Introduction :
Dry Eye Disease (DED) is a chronic, multifactorial disorder of the ocular surface that represents a clinical and socioeconomic burden worldwide. Defined by the TFOS DEWS II (Tear Film & Ocular Surface Society Dry Eye WorkShop II) report as a loss of tear film homeostasis, DED is associated with tear film instability, hyperosmolarity, ocular surface inflammation, and neurosensory abnormalities. These interconnected mechanisms contribute not only to patient discomfort but also to progressive damage of the corneal epithelium and visual impairment. [1]

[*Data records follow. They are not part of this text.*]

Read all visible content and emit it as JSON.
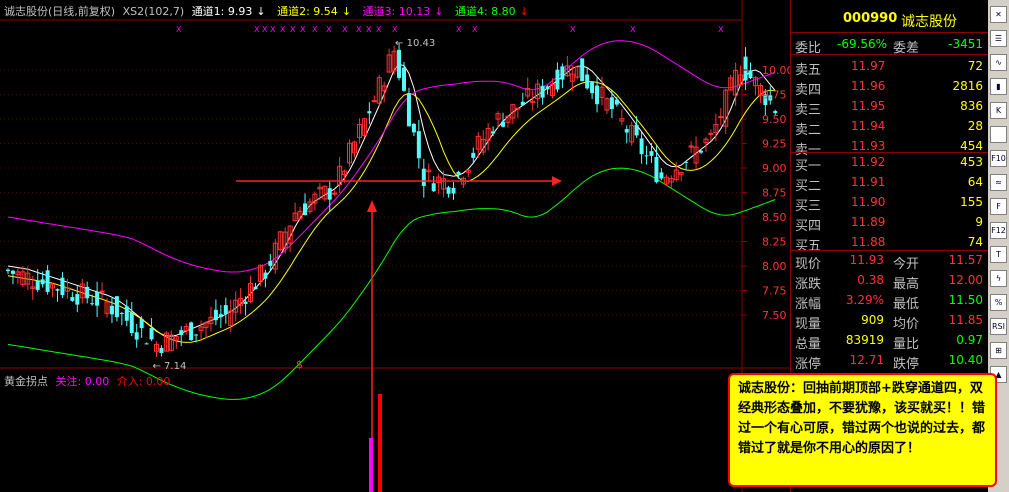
{
  "header": {
    "title": "诚志股份(日线,前复权)",
    "indicator": "XS2(102,7)",
    "ch1": "通道1: 9.93",
    "ch2": "通道2: 9.54",
    "ch3": "通道3: 10.13",
    "ch4": "通道4: 8.80",
    "arrow": "↓",
    "x_marker": "X"
  },
  "chart_labels": {
    "high": "10.43",
    "low": "7.14",
    "dollar": "$"
  },
  "price_axis": [
    "10.00",
    "9.75",
    "9.50",
    "9.25",
    "9.00",
    "8.75",
    "8.50",
    "8.25",
    "8.00",
    "7.75",
    "7.50"
  ],
  "indicator_panel": {
    "name": "黄金拐点",
    "watch": "关注: 0.00",
    "buy": "介入: 0.00"
  },
  "quote": {
    "code": "000990",
    "name": "诚志股份",
    "weibi_label": "委比",
    "weibi": "-69.56%",
    "weicha_label": "委差",
    "weicha": "-3451",
    "asks": [
      {
        "label": "卖五",
        "price": "11.97",
        "vol": "72"
      },
      {
        "label": "卖四",
        "price": "11.96",
        "vol": "2816"
      },
      {
        "label": "卖三",
        "price": "11.95",
        "vol": "836"
      },
      {
        "label": "卖二",
        "price": "11.94",
        "vol": "28"
      },
      {
        "label": "卖一",
        "price": "11.93",
        "vol": "454"
      }
    ],
    "bids": [
      {
        "label": "买一",
        "price": "11.92",
        "vol": "453"
      },
      {
        "label": "买二",
        "price": "11.91",
        "vol": "64"
      },
      {
        "label": "买三",
        "price": "11.90",
        "vol": "155"
      },
      {
        "label": "买四",
        "price": "11.89",
        "vol": "9"
      },
      {
        "label": "买五",
        "price": "11.88",
        "vol": "74"
      }
    ],
    "stats": [
      {
        "l1": "现价",
        "v1": "11.93",
        "l2": "今开",
        "v2": "11.57"
      },
      {
        "l1": "涨跌",
        "v1": "0.38",
        "l2": "最高",
        "v2": "12.00"
      },
      {
        "l1": "涨幅",
        "v1": "3.29%",
        "l2": "最低",
        "v2": "11.50"
      },
      {
        "l1": "现量",
        "v1": "909",
        "l2": "均价",
        "v2": "11.85"
      },
      {
        "l1": "总量",
        "v1": "83919",
        "l2": "量比",
        "v2": "0.97"
      },
      {
        "l1": "涨停",
        "v1": "12.71",
        "l2": "跌停",
        "v2": "10.40"
      }
    ]
  },
  "toolbar_icons": [
    "close",
    "list",
    "line",
    "candle",
    "k",
    "d",
    "f10",
    "ma",
    "f",
    "f12",
    "t",
    "bolt",
    "pct",
    "rsi",
    "misc",
    "up"
  ],
  "toolbar_labels": {
    "k": "K",
    "f10": "F10",
    "f": "F",
    "f12": "F12",
    "rsi": "RSI"
  },
  "callout": {
    "text": "诚志股份：回抽前期顶部+跌穿通道四，双经典形态叠加，不要犹豫，该买就买！！错过一个有心可原，错过两个也说的过去，都错过了就是你不用心的原因了！"
  },
  "colors": {
    "up": "#ff3232",
    "down": "#54fcfc",
    "white_line": "#ffffff",
    "yellow_line": "#ffff00",
    "magenta": "#ff00ff",
    "green": "#00ff00"
  }
}
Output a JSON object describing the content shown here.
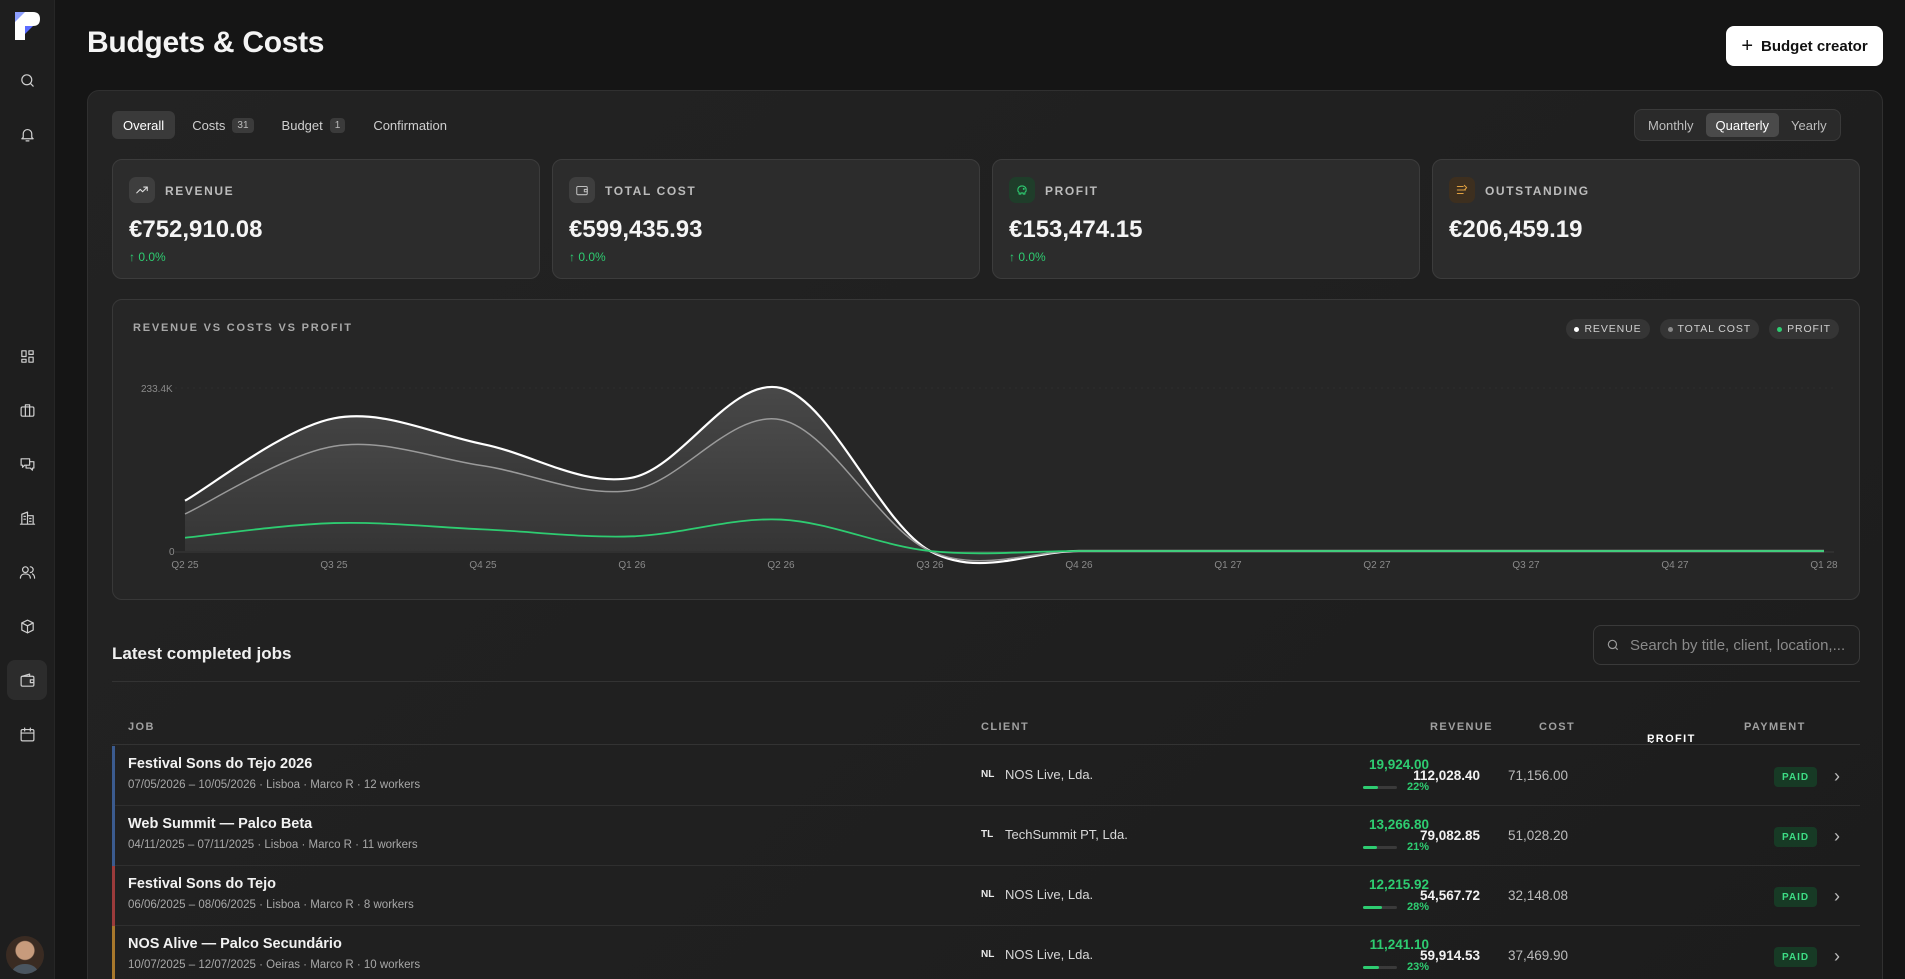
{
  "page": {
    "title": "Budgets & Costs",
    "creator_label": "Budget creator"
  },
  "tabs": [
    {
      "label": "Overall",
      "count": ""
    },
    {
      "label": "Costs",
      "count": "31"
    },
    {
      "label": "Budget",
      "count": "1"
    },
    {
      "label": "Confirmation",
      "count": ""
    }
  ],
  "period": {
    "options": [
      "Monthly",
      "Quarterly",
      "Yearly"
    ],
    "selected": "Quarterly"
  },
  "kpis": [
    {
      "label": "REVENUE",
      "value": "€752,910.08",
      "change": "↑ 0.0%",
      "icon": "trending-up-icon"
    },
    {
      "label": "TOTAL COST",
      "value": "€599,435.93",
      "change": "↑ 0.0%",
      "icon": "wallet-icon"
    },
    {
      "label": "PROFIT",
      "value": "€153,474.15",
      "change": "↑ 0.0%",
      "icon": "piggy-bank-icon"
    },
    {
      "label": "OUTSTANDING",
      "value": "€206,459.19",
      "change": "",
      "icon": "hourglass-icon"
    }
  ],
  "colors": {
    "revenue": "#ffffff",
    "cost": "#9a9a9a",
    "profit": "#2ecc71",
    "paid_bg": "#173a25"
  },
  "chart_data": {
    "type": "area",
    "title": "REVENUE VS COSTS VS PROFIT",
    "legend": [
      "REVENUE",
      "TOTAL COST",
      "PROFIT"
    ],
    "legend_placement": "top-right",
    "ytick_labels": [
      "233.4K",
      "0"
    ],
    "ylim": [
      0,
      233400
    ],
    "categories": [
      "Q2 25",
      "Q3 25",
      "Q4 25",
      "Q1 26",
      "Q2 26",
      "Q3 26",
      "Q4 26",
      "Q1 27",
      "Q2 27",
      "Q3 27",
      "Q4 27",
      "Q1 28"
    ],
    "series": [
      {
        "name": "REVENUE",
        "values": [
          72000,
          190000,
          153000,
          105000,
          233400,
          0,
          0,
          0,
          0,
          0,
          0,
          0
        ]
      },
      {
        "name": "TOTAL COST",
        "values": [
          53000,
          150000,
          122000,
          87000,
          188000,
          0,
          0,
          0,
          0,
          0,
          0,
          0
        ]
      },
      {
        "name": "PROFIT",
        "values": [
          19000,
          40000,
          31000,
          21000,
          45000,
          0,
          0,
          0,
          0,
          0,
          0,
          0
        ]
      }
    ]
  },
  "jobs": {
    "title": "Latest completed jobs",
    "search_placeholder": "Search by title, client, location,...",
    "headers": {
      "job": "JOB",
      "client": "CLIENT",
      "revenue": "REVENUE",
      "cost": "COST",
      "profit": "PROFIT",
      "payment": "PAYMENT"
    },
    "rows": [
      {
        "title": "Festival Sons do Tejo 2026",
        "meta": "07/05/2026 – 10/05/2026 · Lisboa · Marco R · 12 workers",
        "initials": "NL",
        "client": "NOS Live, Lda.",
        "revenue": "112,028.40",
        "cost": "71,156.00",
        "profit": "19,924.00",
        "pct": "22%",
        "pct_value": 22,
        "status": "PAID",
        "accent": "#3b5b8f"
      },
      {
        "title": "Web Summit — Palco Beta",
        "meta": "04/11/2025 – 07/11/2025 · Lisboa · Marco R · 11 workers",
        "initials": "TL",
        "client": "TechSummit PT, Lda.",
        "revenue": "79,082.85",
        "cost": "51,028.20",
        "profit": "13,266.80",
        "pct": "21%",
        "pct_value": 21,
        "status": "PAID",
        "accent": "#3b5b8f"
      },
      {
        "title": "Festival Sons do Tejo",
        "meta": "06/06/2025 – 08/06/2025 · Lisboa · Marco R · 8 workers",
        "initials": "NL",
        "client": "NOS Live, Lda.",
        "revenue": "54,567.72",
        "cost": "32,148.08",
        "profit": "12,215.92",
        "pct": "28%",
        "pct_value": 28,
        "status": "PAID",
        "accent": "#9b3b3b"
      },
      {
        "title": "NOS Alive — Palco Secundário",
        "meta": "10/07/2025 – 12/07/2025 · Oeiras · Marco R · 10 workers",
        "initials": "NL",
        "client": "NOS Live, Lda.",
        "revenue": "59,914.53",
        "cost": "37,469.90",
        "profit": "11,241.10",
        "pct": "23%",
        "pct_value": 23,
        "status": "PAID",
        "accent": "#a8782c"
      }
    ]
  },
  "sidebar": {
    "icons": [
      "search-icon",
      "bell-icon",
      "dashboard-icon",
      "briefcase-icon",
      "messages-icon",
      "building-icon",
      "users-icon",
      "box-icon",
      "wallet-icon",
      "calendar-icon"
    ]
  }
}
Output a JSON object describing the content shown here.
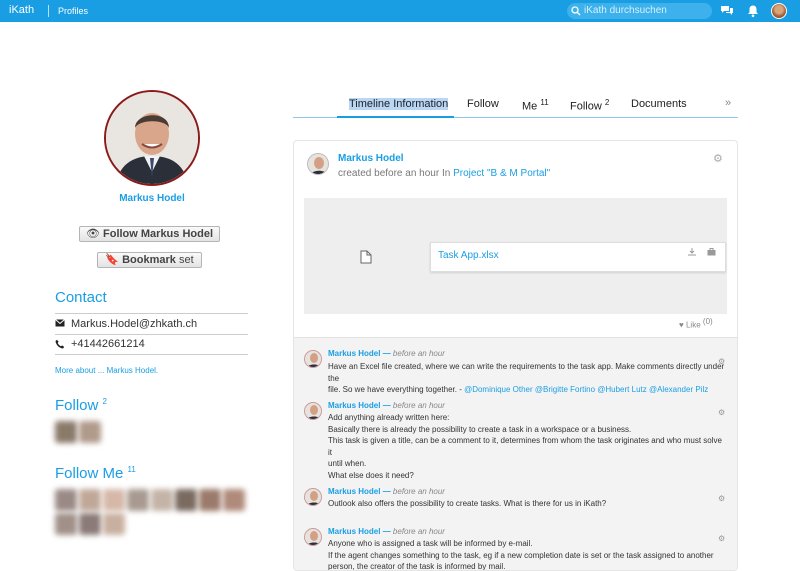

Current data show that up to half of adults report symptoms of dry eye, with an estimated 350 million individuals affected worldwide. In Europe alone, approximately 20% of the population has been diagnosed, highlighting the scale of the condition. Despite available treatments, 25% of patients feel that their management is insufficient, reflecting an important unmet medical need. Moreover, 50% of patients experience daily symptoms, underlining the chronic and persistent nature of DED. [2]
Anatomy DED :
The pathophysiology of DED is complex and involves a wide range of intrinsic and extrinsic factors :
- Aging,
- Hormonal changes,
- Environmental conditions such as low humidity or pollution,
- Prolonged digital screen exposure,
- Contact lens wear,
- Ocular surgeries
all contribute to disruption of the tear film.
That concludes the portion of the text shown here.